NAME

C::Tokenize - reduce a C file to a series of tokens

REGULAR EXPRESSIONS

The regular expressions can be imported using, for example,

use C::Tokenize '$cpp_re'

to import $cpp_re.

None of the regular expressions does any capturing. If you want to capture, add your own parentheses around the regular expression.

$trad_comment_re

Match /* */ comments.

$cxx_comment_re

Match // comments.

$comment_re

Match both /* */ and // comments.

$cpp_re

Match a C preprocessor instruction.

$char_const_re

Match a character constant, such as 'a' or '\-'.

$operator_re

Match an operator such as + or --.

$number_re

Match a number, either integer, floating point, or hexadecimal. Does not do octal yet.

$word_re

Match a word, such as a function or variable name or a keyword of the language.

$grammar_re

Match other syntactic characters such as { or [.

$single_string_re

Match a single C string constant such as "this".

$string_re

Match a full-blown C string constant, including compound strings "like" "this".

FUNCTIONS

decomment

my $out = decomment ('/* comment */');
# $out = " comment ";

Remove the comments from a string.

tokenize

my $tokens = tokenize ($file);

Convert $file into a series of tokens. The return value is an array reference which contains hash references. Each hash reference corresponds to one token in the C file. Each token contains the following keys:

leading

Any whitespace which comes before the token (called "leading whitespace").

name

The name of the token, which may be

comment

A comment, like

/* This */

or

// this.
cpp

A C preprocessor instruction like

#define THIS 1

or

#include "That.h".
char_const

A character constant, like '\0' or 'a'.

grammar

A piece of C "grammar", like { or ] or ->.

number

A number such as 42,

word

A word, which may be a variable name or a function.

string

A string, like "this", or even "like" "this".

$name

The value of the type. For example, if $token->{name} equals 'comment', then the value of the type is in , $token->{comment}.
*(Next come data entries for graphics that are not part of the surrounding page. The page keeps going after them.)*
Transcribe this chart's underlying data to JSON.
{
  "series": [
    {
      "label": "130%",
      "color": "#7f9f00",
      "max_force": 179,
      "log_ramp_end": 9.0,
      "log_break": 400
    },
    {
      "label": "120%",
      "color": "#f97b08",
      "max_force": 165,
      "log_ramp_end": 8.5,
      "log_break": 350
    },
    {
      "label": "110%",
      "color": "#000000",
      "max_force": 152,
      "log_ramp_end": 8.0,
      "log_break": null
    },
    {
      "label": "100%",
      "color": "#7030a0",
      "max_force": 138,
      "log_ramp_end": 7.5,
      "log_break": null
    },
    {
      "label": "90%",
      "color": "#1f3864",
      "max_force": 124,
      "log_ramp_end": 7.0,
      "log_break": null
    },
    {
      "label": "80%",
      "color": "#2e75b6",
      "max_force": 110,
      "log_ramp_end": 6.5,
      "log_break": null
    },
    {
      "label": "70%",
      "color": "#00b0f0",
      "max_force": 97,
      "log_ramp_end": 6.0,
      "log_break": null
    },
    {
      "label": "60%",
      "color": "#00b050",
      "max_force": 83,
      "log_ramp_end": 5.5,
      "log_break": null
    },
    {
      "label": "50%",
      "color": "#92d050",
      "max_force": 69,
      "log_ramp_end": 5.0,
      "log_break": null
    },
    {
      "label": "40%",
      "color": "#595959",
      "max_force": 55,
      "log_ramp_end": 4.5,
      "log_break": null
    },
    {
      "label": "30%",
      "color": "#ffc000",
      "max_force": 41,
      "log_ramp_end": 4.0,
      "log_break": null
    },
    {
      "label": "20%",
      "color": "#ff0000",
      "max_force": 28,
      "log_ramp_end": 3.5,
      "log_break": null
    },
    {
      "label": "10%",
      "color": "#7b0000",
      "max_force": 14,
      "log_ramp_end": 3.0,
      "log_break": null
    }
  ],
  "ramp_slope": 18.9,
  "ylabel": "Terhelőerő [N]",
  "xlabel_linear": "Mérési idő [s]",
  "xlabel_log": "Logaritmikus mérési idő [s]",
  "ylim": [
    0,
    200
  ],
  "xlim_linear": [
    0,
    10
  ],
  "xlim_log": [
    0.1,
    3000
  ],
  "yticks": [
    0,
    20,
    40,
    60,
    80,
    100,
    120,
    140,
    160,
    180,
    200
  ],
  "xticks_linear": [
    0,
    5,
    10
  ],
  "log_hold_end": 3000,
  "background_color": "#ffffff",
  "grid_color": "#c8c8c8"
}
if ($token->{name} eq 'string') {
    my $c_string = $token->{string};
}

BUGS

Octal not parsed

It does not parse octal expressions.

No trigraphs

No handling of trigraphs.

Requires Perl 5.10

This module uses named captures in regular expressions, so it requires Perl 5.10 or more.

AUTHOR

Ben Bullock, <bkb@cpan.org>

COPYRIGHT & LICENCE

This package and associated files are copyright (C) 2012 Ben Bullock.

You can use, copy, modify and redistribute this package and associated files under the Perl Artistic Licence or the GNU General Public Licence.